Xuan Cándano / Director de ATLÁNTICA XXII.
Informando de la entrega del Premio al Pueblo Ejemplar, La Nueva España abría hace unos meses con una gran foto, obra de Juan Plaza, de un niño vestido con el traje tradicional, montera picona en la cabeza y la mirada gacha hacia el suelo mientras le daba al mano al rey, que lo mira condescendiente desde su enorme estatura. La reina Leticia está tras Felipe VI y se ve a unas mozas, también vestidas de asturianas, a la espalda del rapaz. Al fondo unos maizales y unos señores trajeados, probablemente de la comitiva real. La instantánea tiene un aire goyesco o velazqueño y recuerda a cuadros históricos que inmortalizaron a la Monarquía, como esta foto lo hace con la actual. Pero también es una metáfora de la Asturias de hoy, que ha bajado la cabeza, como el niño de Poreñu.
Habrá más de 155 razones para seguir encrespados hablando de Cataluña y España, pero yo encuentro muchas más para hacerlo de Asturias, porque me duele su agonía.
Me temo que, para España, Asturias no es más que un escenario bucólico por el que campan los osos y un decorado por el que se pasean los reyes, las autoridades del Estado y los grandes poderes una vez al año.
Líbreme mi admirado Graciano García, un quijote que fue profeta en esta Asturias tan cruel con los suyos, de cuestionar a los Premios Princesa y muchos menos a los premiados, ejemplos de excelencia, excepto algunos tan desafortunados como el de la UE. Pero no me reconozco, o me cuesta trabajo admitir, esa imagen plebeya y cortesana de Asturias, en la que los asturianos parecemos figurantes puestos en el paisaje, el urbano y el rural, para complacer al señorito.
¿Qué fue de aquella Asturias rebelde, combativa y orgullosa, como los indomables asturcones?
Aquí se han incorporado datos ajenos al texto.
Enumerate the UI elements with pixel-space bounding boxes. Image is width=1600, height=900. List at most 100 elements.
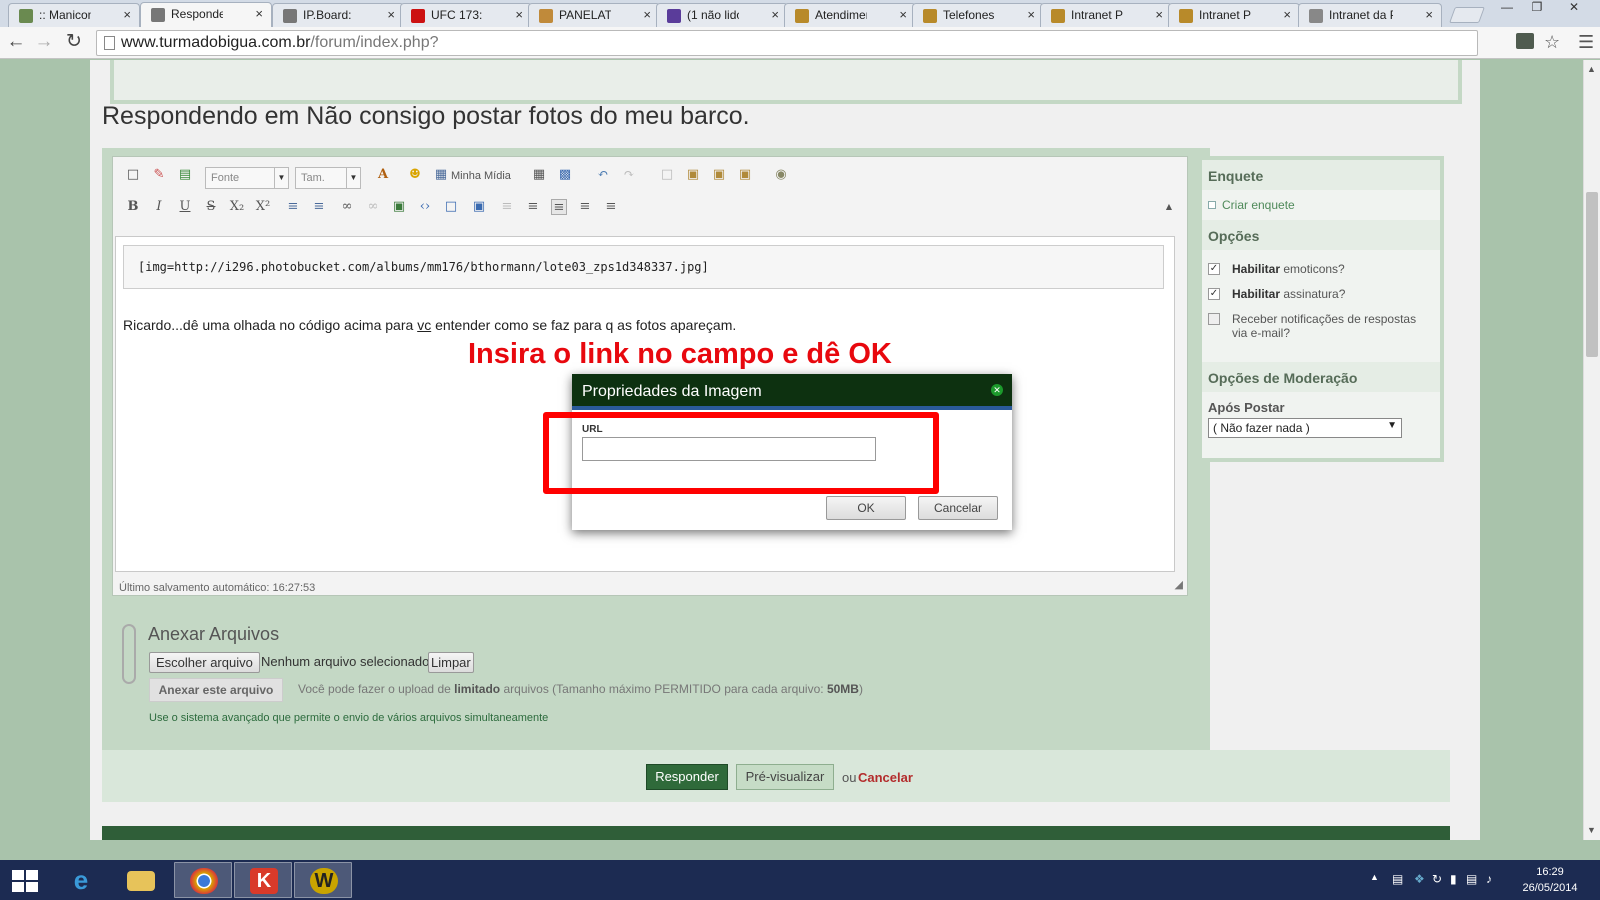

No añoro la dinamita ni la revolución, ni los relatos épicos del pasado, pero sí aquella dignidad colectiva que tanto admiraban Camus, Picasso o Alberti.
Asturias nunca tuvo la autoestima alta, pero sí una recia personalidad que imponía respeto. Ahora está tan gacha como el niño de Poreñu, despoblada, triste y arrasada por el paro, la precariedad y la emigración de los jóvenes, como sus montes por el fuego.
Desde el siglo XX, a Asturias la vertebraba el movimiento obrero. La del siglo XXI ya no tiene ese referente, anda desorientada y se desangra como su demografía, sin que nadie sea capaz de parar la hemorragia, ni de intentarlo siquiera, aunque ahora el Principado anuncia un plan, con 30 años de retraso.
Jovellanos llamaba a Asturias país y lo es, porque tiene una geografía bien marcada, cultura, lengua y una historia relevante, con un reino que duró siglos. Pero no ejerce de tal, sino de región periférica en la España de las Autonomías y solo merece atención cuando ocurre un suceso o llega el rito anual de los Premios.
Ensimismada en sus estériles polémicas nunca resueltas, como las comunicaciones, y abducida por el covadonguismo, el mito más influyente y el más falso, Asturias se diluyó por voluntad propia en España, que agradece su lealtad, pero no le presta mayor atención más allá de pagarle sus pensiones, lo que no es poco para este geriátrico con paraíso natural. Dan ganas de reñirla cariñosamente, como las madres que ven apocados a los hijos para enfrentarse a la vida:
-No te das a valer.
Como los equipos de fútbol, los pueblos también son un estado de ánimo. El del asturiano está por los suelos y desde el Principado no se combate la depresión, se fomenta.
Tampoco quiero caer en el catastrofismo, tan paralizante, y además mucho peor andan algunas zonas de España y en medio mundo. Pero este es un país para viejos, sin niños en los parques ni jóvenes por las calles, porque han tenido que hacer las maletas como sus abuelos. El asturiano se ha convertido en una especie a proteger, más que los osos, que aumentan en población. Somos una vieja y decadente familia acomodada venida a menos, como los Panero, que en la escena final de El desencanto anuncian el fin de la prole por falta de relevo generacional.
Y para superar la depresión necesitamos al frente del Gobiernín, sea del partido que sea, a alguien que nos contagie optimismo y autoestima, y que nos haga creer en nosotros mismos, que somos los únicos que podemos frenar esta agonía, y no ningún salvador llegado de más allá del Pajares.
Mejor ser actores de nuestro propio destino que en la pasarela que nos han puesto para desfilar un día al año. Cuando el niño de Poreñu alce la mirada, también se levantará la de Asturias.